Remarkably, available sequencing data for observed mutations in SARS-CoV2 (Hadfield et al. 2018; Cao et al. 2021), show significantly different vulnerability for mutations for the two hexaloop sequences. While the SL5a loop sequence remained mostly conserved until recently, in SL5b mutation C241U appeared in variants emerging since March 2020. A first study on mutational frequency indicates, among others, high C-to-U mutation rates in the SCoV2 genome. (Mourier et al. 2021) With the most recent mutation at SL5a C203U, both hexaloop sequences change to 5′-UUUUGU-3′. With the chemical shifts provided here, the delineation of structural differences for mutant versions of SCoV2 from changes in chemical shifts can be monitored by NMR spectroscopy.

The GAAA-tetraloop of SL5c

The GAAA-tetraloop of the SL5c stem consists of G256 to A259, closed by two GC and one AU base pairs. All three G N1–H1 resonances observed for the shorter construct were superimposable in the 1H,15N TROSY spectrum of SL5b + c. The chemical shifts observed in SL5b + c are in agreement with chemical shifts for a GAAA tetraloop (Jucker et al. 1996). Particularly, the ribose H1′ shift of ~ 3.5 ppm of the guanosine residue in the loop closing base pairing is characteristic. 31P 1D data support the formation of a typical GAAA-tetraloop (SI Fig. 3, (Legault and Pardi 1994)). Legault and Pardi detected shows a stabilization of the G imino 1H (corresponding to G256 in our construct) by interaction with a phosphate oxygen in the backbone for a GAAA tetraloop. While we could not assign crosspeaks between the loop guanosine (G256) and the loop adenosine (A259) that would have confirmed the reported loop geometry in SL5c, we found an additional imino crosspeak assigned to G256. In addition to the imino and amino proton assignment, which is consistent with the published chemical shifts for SL5b + c (Wacker et al. 2020), complete assignments of the aromatic C–H resonances as well as the ribose resonances C1′–H1′ and C2′–H2′ were obtained for element SL5c. While in SL5c imino signals of base pairs were observable at 298 K, a vanishing of these signals as well as appearance of additional signals and shifting of signals in the aromatic region of SL5c was noticed within the larger SL5b + c context.
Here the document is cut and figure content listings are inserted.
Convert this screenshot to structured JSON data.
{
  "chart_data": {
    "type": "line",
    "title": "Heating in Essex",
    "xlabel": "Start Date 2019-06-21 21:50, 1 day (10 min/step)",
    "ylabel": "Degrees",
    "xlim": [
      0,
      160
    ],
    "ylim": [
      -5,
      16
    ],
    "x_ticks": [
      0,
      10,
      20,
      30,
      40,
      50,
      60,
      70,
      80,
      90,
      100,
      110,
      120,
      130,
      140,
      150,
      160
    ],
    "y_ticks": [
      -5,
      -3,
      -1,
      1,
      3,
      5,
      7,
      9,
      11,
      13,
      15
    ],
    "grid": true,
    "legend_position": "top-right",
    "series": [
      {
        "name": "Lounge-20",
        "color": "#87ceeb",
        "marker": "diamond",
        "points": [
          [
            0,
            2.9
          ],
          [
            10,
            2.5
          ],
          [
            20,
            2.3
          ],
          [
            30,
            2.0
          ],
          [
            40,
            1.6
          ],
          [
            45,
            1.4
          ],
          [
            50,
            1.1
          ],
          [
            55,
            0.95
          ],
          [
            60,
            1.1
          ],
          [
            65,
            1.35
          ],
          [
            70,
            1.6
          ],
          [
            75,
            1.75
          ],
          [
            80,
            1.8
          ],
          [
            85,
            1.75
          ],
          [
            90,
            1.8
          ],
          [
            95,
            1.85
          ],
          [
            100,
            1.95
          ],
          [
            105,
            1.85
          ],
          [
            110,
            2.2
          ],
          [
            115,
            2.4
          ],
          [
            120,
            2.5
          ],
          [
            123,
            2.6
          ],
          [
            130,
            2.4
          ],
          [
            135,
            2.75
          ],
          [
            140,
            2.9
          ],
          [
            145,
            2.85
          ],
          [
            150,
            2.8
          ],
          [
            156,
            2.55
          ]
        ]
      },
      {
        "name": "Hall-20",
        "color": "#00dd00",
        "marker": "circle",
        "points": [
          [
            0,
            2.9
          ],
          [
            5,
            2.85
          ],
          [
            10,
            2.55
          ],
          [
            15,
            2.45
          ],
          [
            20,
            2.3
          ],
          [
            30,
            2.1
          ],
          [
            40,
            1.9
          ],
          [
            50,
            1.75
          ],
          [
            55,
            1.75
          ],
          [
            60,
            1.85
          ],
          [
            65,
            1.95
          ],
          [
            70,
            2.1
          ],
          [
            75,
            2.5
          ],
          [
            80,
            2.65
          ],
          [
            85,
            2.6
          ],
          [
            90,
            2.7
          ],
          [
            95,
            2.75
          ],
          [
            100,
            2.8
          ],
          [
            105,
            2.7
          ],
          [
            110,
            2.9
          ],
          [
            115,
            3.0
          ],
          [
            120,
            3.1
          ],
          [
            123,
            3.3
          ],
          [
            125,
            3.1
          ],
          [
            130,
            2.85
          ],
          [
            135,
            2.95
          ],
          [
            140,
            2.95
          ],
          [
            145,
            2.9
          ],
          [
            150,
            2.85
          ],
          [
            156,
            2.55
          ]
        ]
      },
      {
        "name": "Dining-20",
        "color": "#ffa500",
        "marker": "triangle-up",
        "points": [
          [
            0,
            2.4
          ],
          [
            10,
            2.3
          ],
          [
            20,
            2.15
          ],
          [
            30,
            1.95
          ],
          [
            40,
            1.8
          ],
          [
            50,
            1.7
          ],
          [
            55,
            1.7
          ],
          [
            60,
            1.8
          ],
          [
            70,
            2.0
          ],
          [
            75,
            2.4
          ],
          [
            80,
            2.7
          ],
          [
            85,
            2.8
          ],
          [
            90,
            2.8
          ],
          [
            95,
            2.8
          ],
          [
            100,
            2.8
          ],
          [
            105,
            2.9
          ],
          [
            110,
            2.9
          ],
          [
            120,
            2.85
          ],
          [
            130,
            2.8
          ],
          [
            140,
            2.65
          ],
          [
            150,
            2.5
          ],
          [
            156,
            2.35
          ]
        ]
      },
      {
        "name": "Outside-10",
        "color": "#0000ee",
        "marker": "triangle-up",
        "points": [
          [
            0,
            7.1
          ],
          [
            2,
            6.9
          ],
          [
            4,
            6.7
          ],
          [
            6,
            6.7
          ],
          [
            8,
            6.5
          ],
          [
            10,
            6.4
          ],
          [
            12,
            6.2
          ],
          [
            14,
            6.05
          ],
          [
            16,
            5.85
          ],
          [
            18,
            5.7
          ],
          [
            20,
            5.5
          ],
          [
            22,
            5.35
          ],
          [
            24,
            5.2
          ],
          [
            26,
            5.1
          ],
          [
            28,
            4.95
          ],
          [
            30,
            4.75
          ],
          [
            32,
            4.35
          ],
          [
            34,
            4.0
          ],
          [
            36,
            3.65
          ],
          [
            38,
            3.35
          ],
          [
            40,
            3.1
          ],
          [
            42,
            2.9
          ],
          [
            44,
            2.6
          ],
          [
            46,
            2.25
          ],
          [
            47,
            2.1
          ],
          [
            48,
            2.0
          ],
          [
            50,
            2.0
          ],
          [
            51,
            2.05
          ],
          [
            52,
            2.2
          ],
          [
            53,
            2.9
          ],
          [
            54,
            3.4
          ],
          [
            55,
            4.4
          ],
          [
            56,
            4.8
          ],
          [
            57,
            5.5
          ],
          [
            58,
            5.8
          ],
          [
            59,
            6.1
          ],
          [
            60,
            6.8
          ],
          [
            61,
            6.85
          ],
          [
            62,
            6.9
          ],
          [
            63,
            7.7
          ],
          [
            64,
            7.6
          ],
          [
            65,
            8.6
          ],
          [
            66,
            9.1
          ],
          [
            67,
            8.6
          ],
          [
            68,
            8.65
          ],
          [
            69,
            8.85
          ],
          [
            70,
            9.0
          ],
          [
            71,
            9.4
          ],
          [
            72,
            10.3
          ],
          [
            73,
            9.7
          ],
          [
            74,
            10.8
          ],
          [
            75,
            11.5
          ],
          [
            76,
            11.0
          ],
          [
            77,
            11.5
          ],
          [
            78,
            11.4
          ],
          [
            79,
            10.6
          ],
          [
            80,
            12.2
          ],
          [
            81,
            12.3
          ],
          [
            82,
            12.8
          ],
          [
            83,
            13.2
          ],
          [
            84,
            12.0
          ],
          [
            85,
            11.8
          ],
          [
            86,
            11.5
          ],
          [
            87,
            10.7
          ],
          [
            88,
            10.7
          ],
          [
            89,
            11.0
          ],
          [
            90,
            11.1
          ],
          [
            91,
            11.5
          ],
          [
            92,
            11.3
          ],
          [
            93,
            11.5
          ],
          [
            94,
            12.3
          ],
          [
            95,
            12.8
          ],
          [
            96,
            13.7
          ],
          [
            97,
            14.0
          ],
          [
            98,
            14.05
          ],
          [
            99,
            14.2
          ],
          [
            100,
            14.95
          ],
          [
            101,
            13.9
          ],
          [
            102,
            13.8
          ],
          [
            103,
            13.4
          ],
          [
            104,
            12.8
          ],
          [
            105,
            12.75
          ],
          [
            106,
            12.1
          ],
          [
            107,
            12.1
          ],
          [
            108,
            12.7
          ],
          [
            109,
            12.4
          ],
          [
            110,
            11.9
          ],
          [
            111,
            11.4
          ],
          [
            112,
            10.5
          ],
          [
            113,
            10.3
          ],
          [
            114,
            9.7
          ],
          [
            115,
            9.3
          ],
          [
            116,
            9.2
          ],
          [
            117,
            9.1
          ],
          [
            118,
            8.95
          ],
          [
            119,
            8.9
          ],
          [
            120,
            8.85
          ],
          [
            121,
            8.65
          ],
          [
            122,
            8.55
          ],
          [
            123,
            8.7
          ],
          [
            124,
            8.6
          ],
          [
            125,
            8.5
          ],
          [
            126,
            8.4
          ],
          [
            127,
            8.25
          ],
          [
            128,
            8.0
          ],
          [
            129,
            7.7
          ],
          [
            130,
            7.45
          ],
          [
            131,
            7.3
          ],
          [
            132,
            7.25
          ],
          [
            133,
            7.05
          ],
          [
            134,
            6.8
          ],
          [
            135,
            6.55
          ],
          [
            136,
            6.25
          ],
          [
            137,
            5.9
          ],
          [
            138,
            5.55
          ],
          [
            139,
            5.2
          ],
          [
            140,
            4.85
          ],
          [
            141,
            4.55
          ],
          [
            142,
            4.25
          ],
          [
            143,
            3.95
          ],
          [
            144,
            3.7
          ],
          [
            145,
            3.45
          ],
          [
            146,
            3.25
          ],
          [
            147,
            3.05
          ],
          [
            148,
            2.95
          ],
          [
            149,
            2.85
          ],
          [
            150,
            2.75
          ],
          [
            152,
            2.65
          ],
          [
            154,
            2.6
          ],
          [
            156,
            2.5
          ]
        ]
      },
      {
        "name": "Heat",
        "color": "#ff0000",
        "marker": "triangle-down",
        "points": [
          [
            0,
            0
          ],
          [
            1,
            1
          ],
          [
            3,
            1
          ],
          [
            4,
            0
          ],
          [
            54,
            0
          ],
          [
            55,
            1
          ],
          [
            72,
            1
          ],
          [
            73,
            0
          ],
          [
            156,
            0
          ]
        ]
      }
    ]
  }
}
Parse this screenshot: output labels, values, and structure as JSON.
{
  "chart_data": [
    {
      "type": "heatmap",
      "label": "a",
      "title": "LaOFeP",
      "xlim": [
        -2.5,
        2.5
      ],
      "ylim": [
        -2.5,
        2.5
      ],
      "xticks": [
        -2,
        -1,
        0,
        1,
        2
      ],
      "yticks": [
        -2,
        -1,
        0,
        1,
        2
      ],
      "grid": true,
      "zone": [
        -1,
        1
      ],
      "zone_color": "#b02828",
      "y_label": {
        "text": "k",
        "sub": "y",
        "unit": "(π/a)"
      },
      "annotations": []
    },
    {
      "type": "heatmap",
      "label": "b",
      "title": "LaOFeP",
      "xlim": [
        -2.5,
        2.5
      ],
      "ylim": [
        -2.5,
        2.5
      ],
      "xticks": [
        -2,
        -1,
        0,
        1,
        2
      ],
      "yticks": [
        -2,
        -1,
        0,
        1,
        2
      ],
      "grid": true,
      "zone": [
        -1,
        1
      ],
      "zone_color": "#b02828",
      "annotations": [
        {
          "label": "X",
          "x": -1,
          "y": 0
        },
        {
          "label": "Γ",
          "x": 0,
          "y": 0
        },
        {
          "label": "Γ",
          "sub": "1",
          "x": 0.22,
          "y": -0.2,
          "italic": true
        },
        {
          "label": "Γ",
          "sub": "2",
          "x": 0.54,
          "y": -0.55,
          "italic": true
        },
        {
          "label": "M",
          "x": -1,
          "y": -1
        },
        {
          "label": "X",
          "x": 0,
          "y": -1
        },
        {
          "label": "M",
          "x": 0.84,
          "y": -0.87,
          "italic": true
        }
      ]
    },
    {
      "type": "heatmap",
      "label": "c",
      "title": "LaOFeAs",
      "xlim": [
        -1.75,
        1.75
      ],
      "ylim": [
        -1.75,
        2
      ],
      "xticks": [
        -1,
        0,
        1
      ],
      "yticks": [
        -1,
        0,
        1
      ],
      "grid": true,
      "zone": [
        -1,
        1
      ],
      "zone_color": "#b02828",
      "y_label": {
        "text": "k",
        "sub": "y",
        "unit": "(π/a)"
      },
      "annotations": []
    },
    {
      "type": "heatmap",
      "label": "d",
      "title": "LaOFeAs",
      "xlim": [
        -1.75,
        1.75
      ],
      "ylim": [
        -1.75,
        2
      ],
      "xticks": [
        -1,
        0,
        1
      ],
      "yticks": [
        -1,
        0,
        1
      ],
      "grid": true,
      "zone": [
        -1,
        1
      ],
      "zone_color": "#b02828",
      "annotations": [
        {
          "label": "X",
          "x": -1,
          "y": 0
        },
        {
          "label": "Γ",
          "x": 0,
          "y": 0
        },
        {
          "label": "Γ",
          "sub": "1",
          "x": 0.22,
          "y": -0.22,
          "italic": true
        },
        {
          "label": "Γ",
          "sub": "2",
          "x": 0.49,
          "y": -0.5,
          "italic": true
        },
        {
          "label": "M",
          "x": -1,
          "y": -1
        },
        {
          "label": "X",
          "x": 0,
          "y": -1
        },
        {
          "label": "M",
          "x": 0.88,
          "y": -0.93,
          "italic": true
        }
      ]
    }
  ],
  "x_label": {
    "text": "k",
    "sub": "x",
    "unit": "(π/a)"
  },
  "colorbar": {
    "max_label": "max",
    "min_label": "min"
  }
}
Thus, the SL5c stem is more stable and opens only at higher temperatures in the full-length construct (SI Fig. 4).

Summary

We herein present the 1H, 13C, 15N chemical shifts of SL5b + c, using two fragments, SL5b_GC and SL5c, that subsequently allowed assignment of the SL5b + c element. The assignments of the sub-constructs were used as starting points for advancing the SL5b + c assignment. For the combined construct, an overall assignment was conducted at temperatures of 274 to 298 K. 95% of the aromatic H6–C6 and H8–C8 resonances were assigned for SL5b + c as well as the 8 adenosine H2–C2, and 17 uridine and cytidine H5–C5. Carbonyl and other quaternary carbon atoms of the nucleobases were partly assigned: in purines (C2: 75%, C4: 15% and C6: 50%) and pyrimidines (C2: 29% and C4: 24%). The assignment of the nitrogen atoms includes 70% N1 for purines and 65% N3 for pyrimidines, which represent mostly those involved in hydrogen bonding interactions. With the assignment transfer 90% of H1′–C1′ chemical shift assignment was obtained. Further ribose resonances for H2′ to H5″ and C2′ to C5′ are partially assigned in ranges of 10 to 30%. In summary, an assignment of 65% of the 1H, 53% of the 13C and 63% of the 15N atoms in the nucleobases of SL5b + c has been achieved.